Given all this (and as you can tell from my writing as a quasi-intellectual, left-leaning, middle-aged, white male Beverly Hills shrink, I am not post-anything:  I’ve known SpongeBob and I’m no SpongeBob… I should have been a pair of ragged claws, scuttling across the floors of silent seas) I thought we should try to get a little closer to the Sponge in honor of better parenting.

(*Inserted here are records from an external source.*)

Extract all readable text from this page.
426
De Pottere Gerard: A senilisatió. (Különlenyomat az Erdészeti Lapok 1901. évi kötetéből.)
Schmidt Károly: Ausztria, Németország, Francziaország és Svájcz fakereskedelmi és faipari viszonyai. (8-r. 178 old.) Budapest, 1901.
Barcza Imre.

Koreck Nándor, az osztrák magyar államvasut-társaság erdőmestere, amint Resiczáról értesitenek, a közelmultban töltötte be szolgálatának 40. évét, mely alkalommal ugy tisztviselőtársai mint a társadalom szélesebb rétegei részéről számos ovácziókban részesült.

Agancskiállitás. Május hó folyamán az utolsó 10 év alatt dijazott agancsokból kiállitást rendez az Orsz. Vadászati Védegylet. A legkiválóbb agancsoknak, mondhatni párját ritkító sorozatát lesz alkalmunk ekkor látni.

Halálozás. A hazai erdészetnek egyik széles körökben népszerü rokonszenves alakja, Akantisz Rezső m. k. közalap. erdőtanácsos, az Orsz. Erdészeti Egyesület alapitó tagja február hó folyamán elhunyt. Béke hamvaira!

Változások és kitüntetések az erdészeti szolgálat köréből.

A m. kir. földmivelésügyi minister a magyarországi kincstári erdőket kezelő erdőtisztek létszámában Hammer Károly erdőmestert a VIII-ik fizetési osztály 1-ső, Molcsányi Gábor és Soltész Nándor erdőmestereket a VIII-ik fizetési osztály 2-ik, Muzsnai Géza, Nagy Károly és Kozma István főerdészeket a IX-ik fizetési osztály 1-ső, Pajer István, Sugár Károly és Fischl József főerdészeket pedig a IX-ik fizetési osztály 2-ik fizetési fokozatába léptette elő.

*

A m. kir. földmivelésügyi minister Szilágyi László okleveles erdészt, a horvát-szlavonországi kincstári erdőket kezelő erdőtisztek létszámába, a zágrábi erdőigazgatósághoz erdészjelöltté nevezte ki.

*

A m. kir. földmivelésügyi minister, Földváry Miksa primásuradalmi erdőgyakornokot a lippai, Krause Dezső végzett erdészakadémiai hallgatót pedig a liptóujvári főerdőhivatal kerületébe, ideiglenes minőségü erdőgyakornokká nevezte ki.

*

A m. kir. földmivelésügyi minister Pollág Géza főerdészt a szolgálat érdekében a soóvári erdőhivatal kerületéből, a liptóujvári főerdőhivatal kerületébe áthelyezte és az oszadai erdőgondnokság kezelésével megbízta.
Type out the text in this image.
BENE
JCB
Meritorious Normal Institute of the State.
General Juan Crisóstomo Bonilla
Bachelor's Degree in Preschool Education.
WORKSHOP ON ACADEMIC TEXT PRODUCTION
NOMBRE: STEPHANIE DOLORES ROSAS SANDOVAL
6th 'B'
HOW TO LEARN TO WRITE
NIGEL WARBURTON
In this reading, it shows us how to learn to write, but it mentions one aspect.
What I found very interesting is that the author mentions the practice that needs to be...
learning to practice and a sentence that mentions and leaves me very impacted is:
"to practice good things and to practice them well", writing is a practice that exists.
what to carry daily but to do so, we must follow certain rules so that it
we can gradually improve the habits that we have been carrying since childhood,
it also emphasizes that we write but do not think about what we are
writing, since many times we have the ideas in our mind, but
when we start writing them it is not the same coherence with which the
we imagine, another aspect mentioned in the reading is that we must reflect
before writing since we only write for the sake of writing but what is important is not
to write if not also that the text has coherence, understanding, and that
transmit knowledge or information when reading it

Tom Kenny, the voice of SpongeBob, was kind enough to sit down with me the other day to share his thoughts about what SpongeBob might bring to the endeavor of parenting. After years of being asked about why SpongeBob is so popular, Tom got tired of saying, “I don’t know,” and turned to giving it some thought.  Tom says, “Voice-over wise, I’ve always tended to play characters who are pretty sweet and not very smart.  I’m not sure what that says about me.”